Gas Laws

Flashcards on Gas Laws and States of Matter

Gas

Matter that has indefinite shape and volume, very low density, is highly compressible, has a high rate of diffusion and exerts pressure.

Liquid

Matter that has indefinite shape, definite volume, relatively high density, is relatively incompressible, has the ability to diffuse and has surface tension.

Solid

Matter that has definite shape and volume, very high density, is the least compressible, and has a low rate of diffusion.

Amorphous Solid

Solid with random arrangement of particles; examples are glass and plastic.

Crystalline Solid

Solid that exist as single crystal or group of crystals with definite, organized arrangement and very strong attraction; four types are ionic crystals, covalent network, covalent molecular, metallic crystals.

Ionic Crystals

Crystals with ionic bonds, high melting point, good insulators, hard and brittle, not a good conductor (only good in solution), and strong bonds. (Salt)

Covalent Network Crystals

Crystals with strong covalent bonds, high melting point, semi or non-conductors, hard and brittle; arrangement determines properties. Diamond/quartz are good examples.

Covalent Molecular Crystals

Crystals held together by intermolecular forces NOT sharing electrons, lower melting/boiling point, good insulators, relatively soft. (ice)

Metallic Crystals

Crystals with metal atoms surrounded by delocalized “sea of electrons”/metallic bonding, very high density, excellent conductors, malleable, ductile, luster.

Sublimation

Change of state from solid to gas.

Deposition

Change of state from gas to solid.

Boiling

Change of state from liquid to gas; escape from entire sample, needs to be heated.

Evaporation

Change of state from liquid to gas; escape from surface only, doesn't need to be heated.

Triple Point

Point on a phase diagram where a substance exists in all three states.

Molar heat of fusion

Energy needed to change substance from solid to liquid.

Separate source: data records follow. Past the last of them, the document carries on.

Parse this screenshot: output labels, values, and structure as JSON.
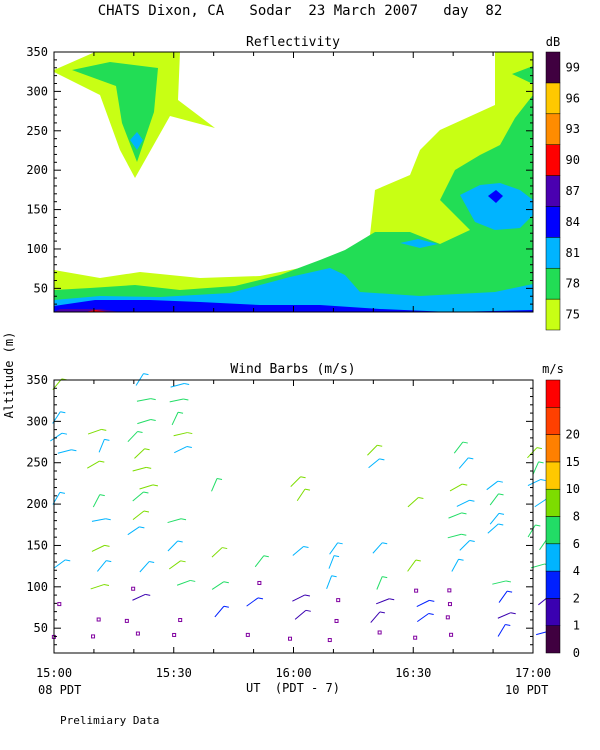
{
  "page": {
    "title": "CHATS Dixon, CA   Sodar  23 March 2007   day  82",
    "shared_ylabel": "Altitude (m)",
    "xlabel": "UT  (PDT - 7)",
    "start_local": "08 PDT",
    "end_local": "10 PDT",
    "footer": "Prelimiary Data"
  },
  "chart_data": [
    {
      "type": "heatmap",
      "title": "Reflectivity",
      "colorbar_unit": "dB",
      "x_unit": "UT",
      "xlim": [
        "15:00",
        "17:00"
      ],
      "ylim": [
        20,
        350
      ],
      "xticks": [
        "15:00",
        "15:30",
        "16:00",
        "16:30",
        "17:00"
      ],
      "yticks": [
        50,
        100,
        150,
        200,
        250,
        300,
        350
      ],
      "levels": [
        75,
        78,
        81,
        84,
        87,
        90,
        93,
        96,
        99
      ],
      "level_colors": [
        "#c8ff14",
        "#22dd55",
        "#00b4ff",
        "#0000ff",
        "#4a00b0",
        "#ff0000",
        "#ff8c00",
        "#ffc800",
        "#400040"
      ],
      "grid": false
    },
    {
      "type": "scatter",
      "title": "Wind Barbs (m/s)",
      "colorbar_unit": "m/s",
      "x_unit": "UT",
      "xlim": [
        "15:00",
        "17:00"
      ],
      "ylim": [
        20,
        350
      ],
      "xticks": [
        "15:00",
        "15:30",
        "16:00",
        "16:30",
        "17:00"
      ],
      "yticks": [
        50,
        100,
        150,
        200,
        250,
        300,
        350
      ],
      "levels": [
        0,
        1,
        2,
        4,
        6,
        8,
        10,
        15,
        20
      ],
      "level_colors": [
        "#400040",
        "#3a00b0",
        "#0020ff",
        "#00b4ff",
        "#22dd66",
        "#7ddd00",
        "#ffc800",
        "#ff8000",
        "#ff4000",
        "#ff0000"
      ],
      "grid": false
    }
  ]
}
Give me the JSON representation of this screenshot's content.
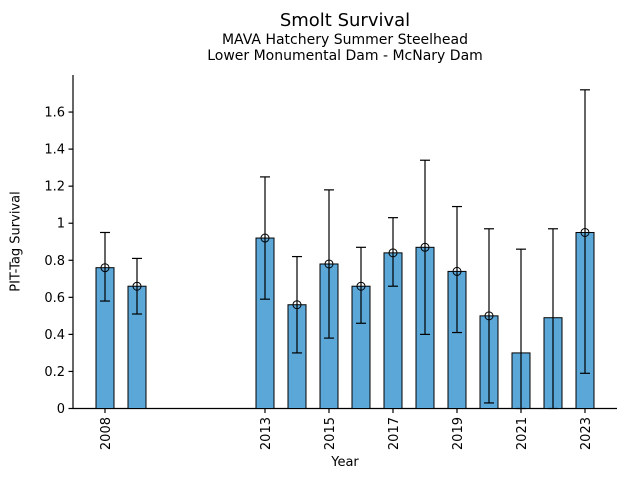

Molar heat of vaporization

Energy to change substance from liquid to gas.

Kinetic Molecular Theory

Attempts to explain behavior of an ideal gas; Gases consist of tiny particles, Volume of individual particles is negligible, Particles are in constant, random motion, Force of attraction between is very weak, Collisions are elastic and exert pressure, Kinetic energy is directly proportional to the temperature (in Kelvin) of the gas.

Pressure

Force/Area

STP

Conditions are 1 atm and 273 K and 1 mole of gas at STP = 22.4 L

Boyle’s Law

Pressure and Volume are inversely proportional at constant temperature and moles of gas

Charles's Law

Volume and Temperature are directly proportional at constant pressure and moles of gas; when something is heated, it expands and when something is cooled, it contracts

Amonton’s Law

Pressure and temperature are directly proportional at constant volume and amount of gas

Avogadro’s Law

Volume and # of moles are directly proportional at constant pressure and temperature.

Ideal Gas Law

This law applies to ideal gases; A real gas deviates from ideal gas behavior at very low temperatures and high pressure.

Dalton’s Law of Partial Pressure

The pressure of a mixture of gases is equal to the sum of pressures of the individual gases; A gas’s individual pressure is proportional to the amount of mixture comprises.

Graham’s Law

The rate at which gases effuse or diffuse is inversely proportional to the square root of their densities.